As to the mode of proceeding adopted by the plaintiffs, I think the case is equally free from difficulty. The gár-nishee is a party to the suit, and, as to the matters at issue between him and the plaintiff, he is a defendant, as much so as the defendant himself. Whether the plaintiff wishes to contradict the garnishee’s answers; whether the garnishee answer evasively, or does not answer at all, the proceedings are directly against the garnishee in the same suit. I believe such to be the general practice in this state. I have met with no instance to the contrary. In every case which has come before the Supreme Court, and which I have examined, the proceedings against the garnishee are direct in the same suit, and he is considered a defendant. See the cases cited. Allyn vs. Wright, 9 Martin, 273, and 1 Louisiana Reports, 230; Code of Practice, 264.
The plaintiffs having obtained a judgment against the defendant, took a rule on the garnishees to show cause why they should not be condemned in solido, as garnishees, to pay to the plaintiffs the amount of their judgment.

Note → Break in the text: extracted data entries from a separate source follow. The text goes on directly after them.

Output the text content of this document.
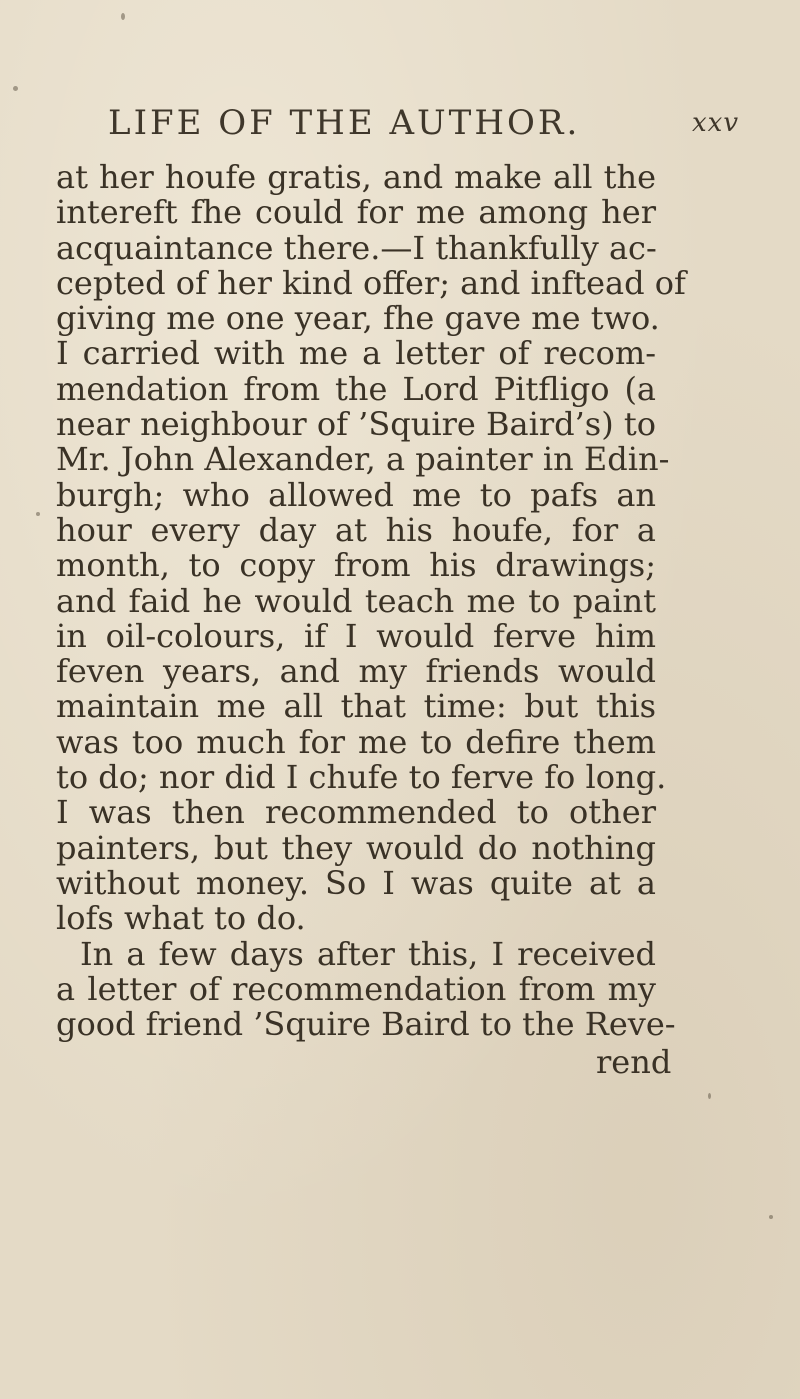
LIFE OF THE AUTHOR.	xxv
at her houfe gratis, and make all the
intereft fhe could for me among her
acquaintance there.—I thankfully ac-
cepted of her kind offer; and inftead of
giving me one year, fhe gave me two.
I carried with me a letter of recom-
mendation from the Lord Pitfligo (a
near neighbour of ’Squire Baird’s) to
Mr. John Alexander, a painter in Edin-
burgh; who allowed me to pafs an
hour every day at his houfe, for a
month, to copy from his drawings;
and faid he would teach me to paint
in oil-colours, if I would ferve him
feven years, and my friends would
maintain me all that time: but this
was too much for me to defire them
to do; nor did I chufe to ferve fo long.
I was then recommended to other
painters, but they would do nothing
without money. So I was quite at a
lofs what to do.
In a few days after this, I received
a letter of recommendation from my
good friend ’Squire Baird to the Reve-
rend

The garnishees, in answer to the rule, come into court, and allege for cause, that the cotton attached in this case had been previously attached in their hands at the suit of S. W. Oakey & Company, by whose request and assent the same has been sold, and that the proceeds, amounting to five thousand one hundred and eighty-seven dollars and sixty-one cents remain in their hands, subject to these attachments.

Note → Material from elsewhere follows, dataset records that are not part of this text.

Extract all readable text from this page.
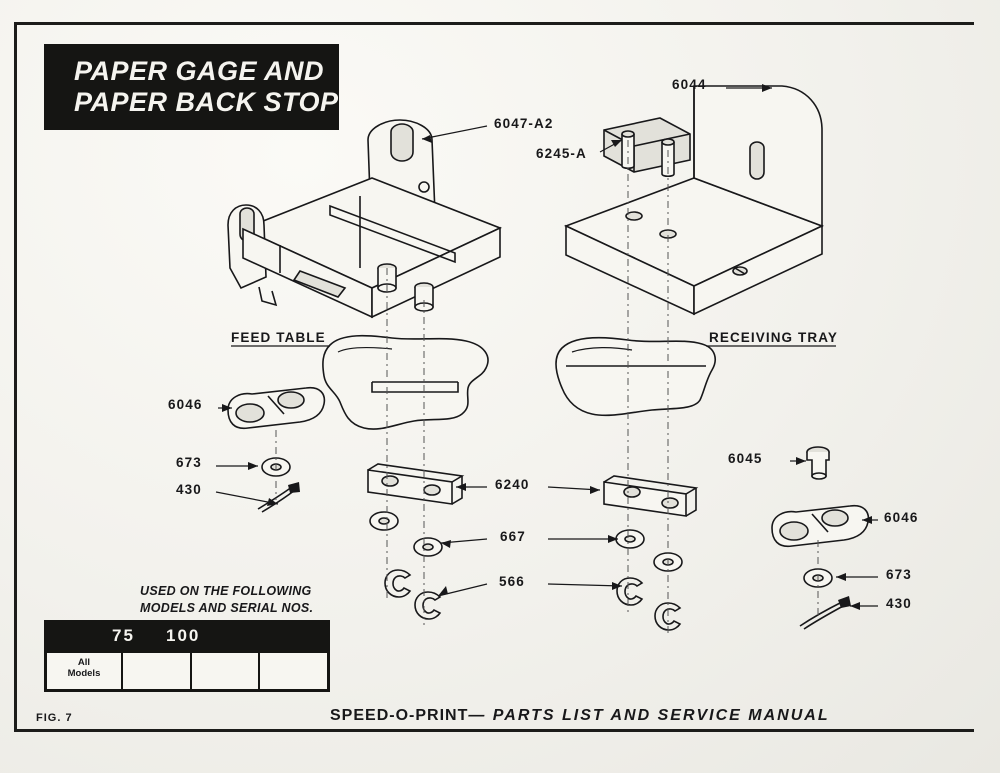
PAPER GAGE AND
PAPER BACK STOP
6044
6047-A2
6245-A
FEED TABLE	RECEIVING TRAY
6046
673
430	6240
667
566
6045
6046
673
430
USED ON THE FOLLOWING
MODELS AND SERIAL NOS.
75 100
All
Models
FIG. 7	SPEED-O-PRINT— PARTS LIST AND SERVICE MANUAL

S. W. Oakey & Company are not parties to this suit. Under the article 396, et seq., of the Code of Practice, the mode is pointed out in which their rights are to be asserted, and if they do not choose to litigate their pretensions in this suit, I see no reason why they should be an impediment and *472hindrance to these proceedings: at all events, I do not think the garnishees, in this instance, have a right to set them up for their own protection against the supposed consequences of their own neglect.
Here, then, are the garnishees, having in their hands the proceeds of the property attached, and placing them at the disposal of the court, leaving Oakey & Co., the creditors in the previous attachment, to assert their rights in the manner which they think best to adopt; and they may have very good reasons for not becoming parties to this suit: they may have other property attached sufficient to satisfy their debt, or may not choose to contest the plaintiffs’ demand. I think a sufficient part of the property attached ought to be applied to the payment of the judgment obtained against the defendant. 2 Gallison’s Reports, 96. The rule asks for judgment against the respondents as garnishees in solido. The form of the rule taken on the garnishees I consider to be immaterial, as they have not objected to it., but have, by their answer, brought the merits of the case fully before the court, on which the court ought to decide according to the rights of the several parties before them.
I think the judgment of the court below ought to be reversed, and that the judgment should be for the plaintiffs, as before stated.